What to Photograph When There’s Nothing to Photograph

Tips & Techniques

I’m on the annual Photography Life fall colors workshop with Nasim, and our group ran into a tricky photographic situation this morning. A beautiful mountain overlook was completely blocked by clouds at sunrise, ruining any photos we had in mind. Time to pack it up and go home? Not quite.

Here’s the shot we wanted to take, as captured by Nasim a few years ago:

Mt Sneffels at Fall
NIKON D850 + 24-120mm f/4 @ 38mm, ISO 64, 1/3, f/5.6

And here’s how sunrise looked today:

Landscape Covered by Clouds
GFX100S + GF63mmF2.8 R WR @ 63mm, ISO 100, 1/6, f/5.6

It’s hardly the view our group had hoped for after waking up at 5 AM, but sometimes that’s how nature goes. You never know how the sunrise is going to be unless you take the time to get out there yourself.

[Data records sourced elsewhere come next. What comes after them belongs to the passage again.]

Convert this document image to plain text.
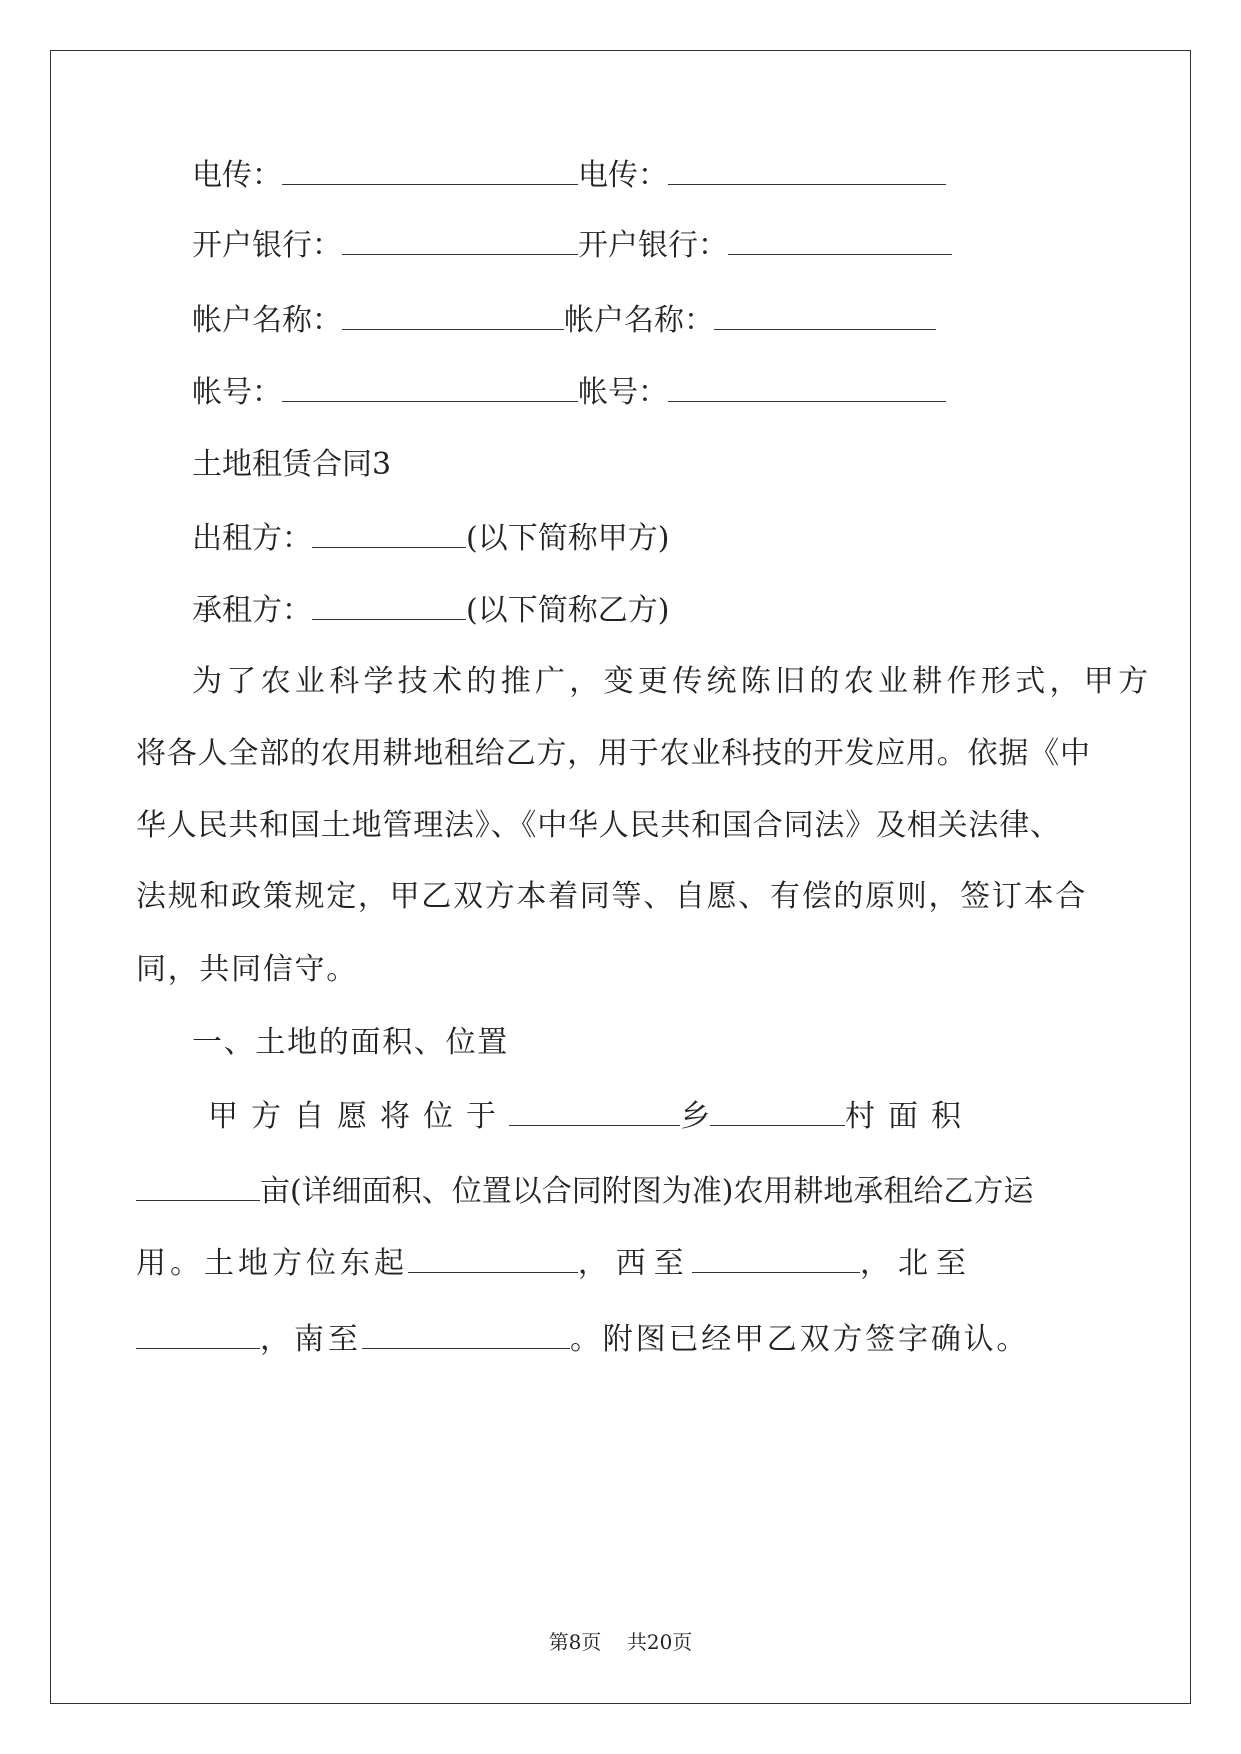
电传：	电传：
开户银行：	开户银行：
帐户名称：	帐户名称：
帐号：	帐号：
土地租赁合同3
出租方：	(以下简称甲方)
承租方：	(以下简称乙方)
为了农业科学技术的推广，变更传统陈旧的农业耕作形式，甲方
将各人全部的农用耕地租给乙方，用于农业科技的开发应用。依据《中
华人民共和国土地管理法》、《中华人民共和国合同法》及相关法律、
法规和政策规定，甲乙双方本着同等、自愿、有偿的原则，签订本合
同，共同信守。
一、土地的面积、位置
甲方自愿将位于	乡	村面积
亩(详细面积、位置以合同附图为准)农用耕地承租给乙方运
用。土地方位东起	，西至	，北至
，南至	。附图已经甲乙双方签字确认。
第8页    共20页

But even when your plans go awry, some creative thinking can lead to good photos anyway. In this case, the clouds that blocked the mountain weren’t all bad. They also added a layer of fog to the colorful trees all around us.

Rather than facing forward toward the overlook, I started looking around to find compositions that took advantage of the low clouds. With a telephoto lens (I was generally at 240mm with the Canon 24-240mm superzoom we’re testing), some of the foggy trees made for nice, subtle subjects.

Telephoto Aspens in the Fog 1
Canon EOS R5 + RF24-240mm F4-6.3 IS USM @ 240mm, ISO 100, 1/10, f/8.0
Telephoto Aspens in Fog 2
Canon EOS R5 + RF24-240mm F4-6.3 IS USM @ 240mm, ISO 100, 1.6 seconds, f/6.3
Telephoto Aspens in the Fog 3
Canon EOS R5 + RF24-240mm F4-6.3 IS USM @ 183mm, ISO 100, 1/10, f/10.0

The images don’t scream at you with a nuclear sunrise, but I think the calmer atmosphere suits the subject. A morning that looked like a total loss had become a successful exercise in landscape photography at a distance. With a telephoto rather than a wide angle lens – and facing exactly backwards from the popular direction – our group was able to isolate the most interesting colors and foggy layers of the trees to create plenty of good compositions.

Situations like that are pretty common in photography. You show up somewhere with a photo in mind, and it turns out to be impossible to take. Maybe crowds, the light, the weather, or anything else completely ruins your plans. Looks like there’s nothing to photograph. What do you do?

Don’t stand around waiting against hope for conditions to improve. Don’t put away your gear and leave prematurely. Instead, figure out if there are any non-obvious subjects you missed, and spend some time trying to capture the more hidden shots.

A good place to start is with a telephoto lens, like our group did this morning. Telephotos let you isolate subjects much better than a wide angle, from abstract shots to birds and other wildlife. Look around, including behind you, for opportunities with a telephoto even if you’d never shoot that way with a wide angle. (It’s why we tell our workshop participants to bring along a telephoto even when they don’t expect to need it.)

Another place to look is at the ground. Macro and close-up photography is possible almost anywhere in the world and in almost any conditions. In rainy, dreary landscapes, I’ve taken macro photos of sparkling droplets of water on green leaves that have a very peaceful mood. Even if you’re not carrying a dedicated macro lens, a standard zoom is usually capable of capturing small subjects in interesting ways. Don’t pack up your camera until you’ve looked around for smaller subjects.

Spencer-Cox-2019-199-08-40-_1011579
DC-S1R + LUMIX S 24-105/F4 @ 73mm, ISO 320, 1/80, f/4.0

This article isn’t meant to be a long treatise on composition, just a simple reminder to keep your eyes open for more than just the shot you had in mind. It’s rare for there to truly be nothing to photograph – maybe just nothing obvious. If you deliberately look around for different subjects and get creative with your compositions, you’ll find that almost any scene can lead to high quality images.